Medicaid has initiated a new payment model for cell and gene therapies targeting sickle cell disease, linking payments to treatment effectiveness. This approach allows the federal government to negotiate costs with pharmaceutical companies on behalf of state Medicaid programs, with provisions for discounts and rebates if treatments do not perform as expected. This differs from traditional payment structures where costs are typically paid regardless of patient outcomes. The specific terms of these agreements, however, remain confidential.
Context of Sickle Cell Treatment
Sickle cell disease is a genetic condition affecting approximately 100,000 primarily Black Americans, which is estimated to shorten lifespans by over two decades.
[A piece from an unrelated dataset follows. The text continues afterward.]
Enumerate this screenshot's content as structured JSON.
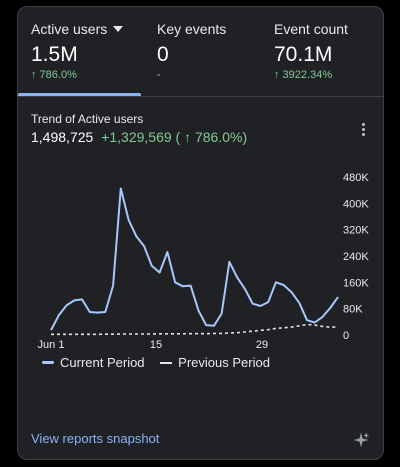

Two gene therapies approved by the Food and Drug Administration (FDA) in December 2023 offer a potential cure for individuals aged 12 and older. These therapies are priced at $2.2 million and $3.1 million per patient, excluding hospital stay costs. Medicaid, which covers about half of Americans with sickle cell disease, faces substantial financial challenges with these high-cost treatments. Government estimates indicate that sickle cell care already costs the health system nearly $3 billion annually.
Program Implementation
The Centers for Medicare & Medicaid Services (CMS) established this model, reaching an agreement with manufacturers Vertex Pharmaceuticals and Bluebird Bio. As of July, 33 states, Washington, D.C., and Puerto Rico have voluntarily joined the initiative. The program aims to increase patient access to these therapies without standard state-imposed restrictions, such as lengthy prior authorization processes or requirements for prior treatments. Additionally, manufacturers will cover fertility preservation costs, which Medicaid typically does not.
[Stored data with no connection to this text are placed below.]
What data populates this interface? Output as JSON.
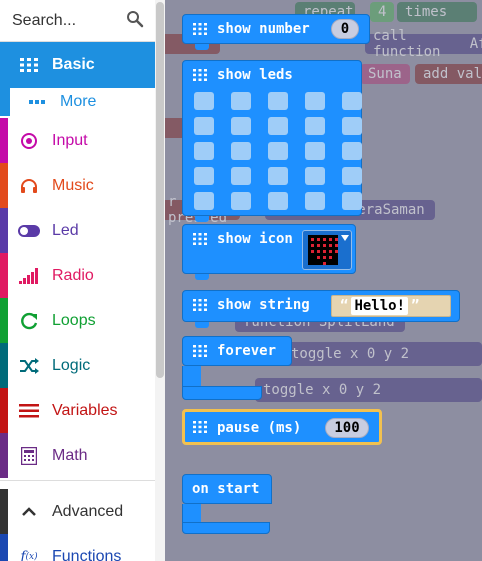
{
  "search": {
    "placeholder": "Search..."
  },
  "categories": [
    {
      "id": "basic",
      "label": "Basic",
      "color": "#1e90e0",
      "icon": "grid-icon"
    },
    {
      "id": "more",
      "label": "More",
      "color": "#1e90e0",
      "icon": "dots-icon"
    },
    {
      "id": "input",
      "label": "Input",
      "color": "#c40aa8",
      "icon": "target-icon"
    },
    {
      "id": "music",
      "label": "Music",
      "color": "#e24a1c",
      "icon": "headphones-icon"
    },
    {
      "id": "led",
      "label": "Led",
      "color": "#5a3aa7",
      "icon": "toggle-icon"
    },
    {
      "id": "radio",
      "label": "Radio",
      "color": "#e01a62",
      "icon": "signal-bars-icon"
    },
    {
      "id": "loops",
      "label": "Loops",
      "color": "#10a033",
      "icon": "refresh-icon"
    },
    {
      "id": "logic",
      "label": "Logic",
      "color": "#006b7a",
      "icon": "shuffle-icon"
    },
    {
      "id": "variables",
      "label": "Variables",
      "color": "#c21414",
      "icon": "lines-icon"
    },
    {
      "id": "math",
      "label": "Math",
      "color": "#6b2c86",
      "icon": "calculator-icon"
    },
    {
      "id": "advanced",
      "label": "Advanced",
      "color": "#333333",
      "icon": "chevron-up-icon"
    },
    {
      "id": "functions",
      "label": "Functions",
      "color": "#1b48b2",
      "icon": "function-icon"
    }
  ],
  "blocks": {
    "show_number": {
      "label": "show number",
      "value": "0"
    },
    "show_leds": {
      "label": "show leds"
    },
    "show_icon": {
      "label": "show icon"
    },
    "show_string": {
      "label": "show string",
      "open_quote": "“",
      "value": "Hello!",
      "close_quote": "”"
    },
    "forever": {
      "label": "forever"
    },
    "pause": {
      "label": "pause (ms)",
      "value": "100"
    },
    "on_start": {
      "label": "on start"
    }
  },
  "background_text": {
    "repeat": "repeat",
    "repeat_count": "4",
    "times": "times",
    "call_function": "call function",
    "call_arg": "Afi",
    "add_val": "add val",
    "sound": "Suna",
    "pressed": "r pressed",
    "function_bera": "function BeraSaman",
    "function_split": "function SplitLand",
    "toggle": "toggle",
    "x": "x",
    "y": "y",
    "toggle_x": "0",
    "toggle_y": "2"
  },
  "colors": {
    "accent": "#1e90ff",
    "workspace_bg": "#8d8ea1",
    "selection": "#f2c14f"
  }
}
Evaluation and Future Impact
Clinical trials for these gene therapies involved fewer than 100 patients and observed them for two years, prompting some state Medicaid officials to seek assurances regarding long-term benefits. An independent research institute described the model as a "worthy experiment" for managing high treatment costs and uncertain long-term outcomes, especially with many more expensive gene therapies anticipated in clinical trials. A federally funded evaluation is expected to track patient numbers and results, enabling states to seek rebates if treatments are ineffective. The program is projected to operate for up to 11 years.
Patient Experience
Serenity Cole, an 18-year-old Medicaid enrollee, completed a gene therapy treatment in May. Prior to the therapy, Cole experienced debilitating pain and frequent hospitalizations due to sickle cell disease. She reported a significant improvement in her condition, with no pain episodes requiring hospitalization since completing the treatment.